このアメルの本部にいる司書様たちは、それはそれは、特に美男美女揃いで人数も多いそうだ。わざわざ他地区から足を伸ばして司書様に相談に来る冒険者が後を絶たないのだとかいう噂だ。
俺も冒険者になったら、その噂の真贋が分かるだろう。楽しみだ。
少し歩くと、探すまでも無く巨大な城が屹立していて、そこが王立高等学院「アカデミー」だ。かつては高い城壁がそびえていたのだが、今は背の低い植え込みが敷地と外とを区切っているだけだ。

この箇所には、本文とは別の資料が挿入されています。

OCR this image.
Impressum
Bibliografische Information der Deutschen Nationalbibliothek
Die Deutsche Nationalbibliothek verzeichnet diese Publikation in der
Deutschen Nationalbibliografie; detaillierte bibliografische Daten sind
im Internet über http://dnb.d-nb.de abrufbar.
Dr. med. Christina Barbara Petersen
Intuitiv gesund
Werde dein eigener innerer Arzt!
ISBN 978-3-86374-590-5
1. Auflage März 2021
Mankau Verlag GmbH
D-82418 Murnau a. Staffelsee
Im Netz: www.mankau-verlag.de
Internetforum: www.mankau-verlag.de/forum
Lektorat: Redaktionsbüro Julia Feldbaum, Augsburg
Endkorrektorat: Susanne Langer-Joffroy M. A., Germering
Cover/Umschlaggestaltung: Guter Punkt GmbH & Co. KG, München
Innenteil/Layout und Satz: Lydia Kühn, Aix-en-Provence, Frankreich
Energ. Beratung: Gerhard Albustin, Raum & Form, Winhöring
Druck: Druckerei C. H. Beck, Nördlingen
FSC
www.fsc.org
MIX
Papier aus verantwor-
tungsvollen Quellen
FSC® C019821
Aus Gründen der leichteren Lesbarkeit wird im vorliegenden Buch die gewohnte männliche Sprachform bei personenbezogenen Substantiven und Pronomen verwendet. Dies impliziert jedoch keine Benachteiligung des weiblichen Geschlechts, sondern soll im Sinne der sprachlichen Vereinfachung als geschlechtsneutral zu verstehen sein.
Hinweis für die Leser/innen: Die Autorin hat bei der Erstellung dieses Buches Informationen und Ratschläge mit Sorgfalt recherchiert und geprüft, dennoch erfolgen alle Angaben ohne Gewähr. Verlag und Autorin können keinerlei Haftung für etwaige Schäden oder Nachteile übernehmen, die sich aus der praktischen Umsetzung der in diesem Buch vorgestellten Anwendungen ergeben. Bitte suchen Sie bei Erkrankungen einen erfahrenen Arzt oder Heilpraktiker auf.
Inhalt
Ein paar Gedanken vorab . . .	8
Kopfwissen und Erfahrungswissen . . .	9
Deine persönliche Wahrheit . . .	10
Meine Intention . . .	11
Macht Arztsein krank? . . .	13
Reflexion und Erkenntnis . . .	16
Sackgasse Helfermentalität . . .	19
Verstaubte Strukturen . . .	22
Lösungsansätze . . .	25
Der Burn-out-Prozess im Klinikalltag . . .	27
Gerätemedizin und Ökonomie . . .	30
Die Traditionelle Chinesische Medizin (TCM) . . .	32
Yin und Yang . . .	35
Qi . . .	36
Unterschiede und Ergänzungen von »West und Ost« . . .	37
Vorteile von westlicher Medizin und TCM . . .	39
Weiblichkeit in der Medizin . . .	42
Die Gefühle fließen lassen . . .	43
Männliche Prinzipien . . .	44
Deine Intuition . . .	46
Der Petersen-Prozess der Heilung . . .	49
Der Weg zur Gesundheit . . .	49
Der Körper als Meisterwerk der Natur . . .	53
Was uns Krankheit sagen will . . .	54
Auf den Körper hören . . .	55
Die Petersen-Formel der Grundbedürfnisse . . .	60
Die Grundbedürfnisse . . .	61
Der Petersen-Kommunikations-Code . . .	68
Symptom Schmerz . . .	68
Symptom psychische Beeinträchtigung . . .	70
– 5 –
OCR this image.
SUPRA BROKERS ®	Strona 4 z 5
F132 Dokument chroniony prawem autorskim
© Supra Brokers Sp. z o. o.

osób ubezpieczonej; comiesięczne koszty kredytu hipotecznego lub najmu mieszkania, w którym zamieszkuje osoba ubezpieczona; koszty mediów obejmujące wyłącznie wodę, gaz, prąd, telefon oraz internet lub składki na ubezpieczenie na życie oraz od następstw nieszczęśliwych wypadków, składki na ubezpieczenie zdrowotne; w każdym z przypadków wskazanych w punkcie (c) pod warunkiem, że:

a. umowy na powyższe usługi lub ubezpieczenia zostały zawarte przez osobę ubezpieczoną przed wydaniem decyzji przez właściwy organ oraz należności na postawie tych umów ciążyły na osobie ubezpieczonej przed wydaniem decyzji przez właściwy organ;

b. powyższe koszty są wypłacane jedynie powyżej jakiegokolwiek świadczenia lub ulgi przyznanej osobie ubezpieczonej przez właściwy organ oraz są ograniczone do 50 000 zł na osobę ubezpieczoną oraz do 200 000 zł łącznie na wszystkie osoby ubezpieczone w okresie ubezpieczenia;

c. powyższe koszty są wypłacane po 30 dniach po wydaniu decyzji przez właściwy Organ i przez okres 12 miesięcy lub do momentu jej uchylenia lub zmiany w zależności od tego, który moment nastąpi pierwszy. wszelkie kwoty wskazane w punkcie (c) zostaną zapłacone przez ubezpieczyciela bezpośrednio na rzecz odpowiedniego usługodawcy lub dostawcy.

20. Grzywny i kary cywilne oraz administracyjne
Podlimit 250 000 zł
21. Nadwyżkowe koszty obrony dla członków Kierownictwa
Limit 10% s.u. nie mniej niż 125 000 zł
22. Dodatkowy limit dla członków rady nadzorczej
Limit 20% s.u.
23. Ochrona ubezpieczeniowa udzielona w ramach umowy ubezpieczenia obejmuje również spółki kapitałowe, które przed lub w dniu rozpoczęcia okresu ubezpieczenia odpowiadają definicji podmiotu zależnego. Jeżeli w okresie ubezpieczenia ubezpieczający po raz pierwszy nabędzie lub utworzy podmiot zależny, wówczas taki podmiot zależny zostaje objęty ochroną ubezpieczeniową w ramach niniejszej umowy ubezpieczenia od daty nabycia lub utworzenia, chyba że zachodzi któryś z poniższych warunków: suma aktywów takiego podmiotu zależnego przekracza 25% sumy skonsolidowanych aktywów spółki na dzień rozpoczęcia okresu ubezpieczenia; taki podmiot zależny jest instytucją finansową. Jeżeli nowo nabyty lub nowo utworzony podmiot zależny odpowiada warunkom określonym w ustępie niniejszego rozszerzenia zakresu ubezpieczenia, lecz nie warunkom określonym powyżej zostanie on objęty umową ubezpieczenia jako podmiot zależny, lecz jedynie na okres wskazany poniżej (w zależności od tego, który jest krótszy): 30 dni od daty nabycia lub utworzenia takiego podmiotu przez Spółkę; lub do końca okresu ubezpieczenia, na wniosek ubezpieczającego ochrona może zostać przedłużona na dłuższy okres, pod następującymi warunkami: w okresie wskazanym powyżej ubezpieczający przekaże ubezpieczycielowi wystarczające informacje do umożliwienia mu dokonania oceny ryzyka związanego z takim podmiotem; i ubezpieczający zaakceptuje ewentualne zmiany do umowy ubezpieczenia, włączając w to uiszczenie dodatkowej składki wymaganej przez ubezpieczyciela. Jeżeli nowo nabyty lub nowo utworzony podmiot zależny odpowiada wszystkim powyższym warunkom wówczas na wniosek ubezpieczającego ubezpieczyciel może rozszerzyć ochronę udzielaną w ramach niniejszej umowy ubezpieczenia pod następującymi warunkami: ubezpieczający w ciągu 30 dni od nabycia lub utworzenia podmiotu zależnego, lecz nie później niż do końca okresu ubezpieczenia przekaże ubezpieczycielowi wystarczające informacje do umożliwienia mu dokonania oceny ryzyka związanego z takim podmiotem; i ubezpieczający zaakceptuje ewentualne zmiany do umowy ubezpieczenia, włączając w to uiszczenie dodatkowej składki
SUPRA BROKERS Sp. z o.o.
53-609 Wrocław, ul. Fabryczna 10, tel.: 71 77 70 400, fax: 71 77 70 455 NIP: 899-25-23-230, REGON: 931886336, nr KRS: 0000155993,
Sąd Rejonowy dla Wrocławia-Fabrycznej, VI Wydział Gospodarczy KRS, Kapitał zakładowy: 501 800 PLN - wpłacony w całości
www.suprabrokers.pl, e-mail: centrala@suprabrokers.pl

街路樹と植え込みを眺めながら、アカデミーの門にたどり着く。
門には守衛が常駐しているものの、中に入るのを咎められたりする事は無く、誰でも敷地内に入る事が出来る。
今は防具も革のジャケットスーツも身につけておらず、大きなリュックに荷物と一緒に装備を詰め込んでいた。腰に剣は差しているが、それでも咎められる事は無かった。
アカデミーには冒険者も割と良く立ち寄るのだ。なんと言ってもこのアカデミーの敷地内に世界で初めて設立された魔法学校があるのだ。多くの魔法使い達は、この魔法学校で魔法を学んでいる。そんな事もあり、冒険者の出入りが多いのだ。
まあ、敷地内と言っても、大きなリア街道を挟んで向かい側に位置しているのだが・・・・・・。かつては一つの敷地だったが、グラーダ三世の街道敷設で、分割されてしまったとの事だ。
そんな訳で、アカデミーの敷地は、リア街道を挟んで南北に分断されている状態なのである。
北側がアカデミーで、南側が魔法学校である。どちらも広い敷地を持っているが、北側の方が圧倒的に広く、建物も巨大だ。
ラダの丘の斜面を利用して築かれた元カロン国の王城は、石造りで重厚だが、丸いドーム状の屋根がいくつも設置されている。ドームの頂点が少し尖っていて、そのシルエットが美しい。
その周囲に高くそびえ建つ尖塔も、実に立派だ。
街道に面する城の正面は平坦だが、側面に回ると石造りの出窓やバルコニーが多く、上階に広い演台があったりする。
これは、城の庭園に人々を集めて、上階にある演台で劇や歌を披露したり、なにか演説をするのに使っていた物だそうだ。
今も、舞台として使用しているそうだ。
他にも様々な施設が広い敷地や、巨大な建物の中にあるそうだ。全部見て回るのに3日以上かかると言う事なので、たいした規模だと感心する。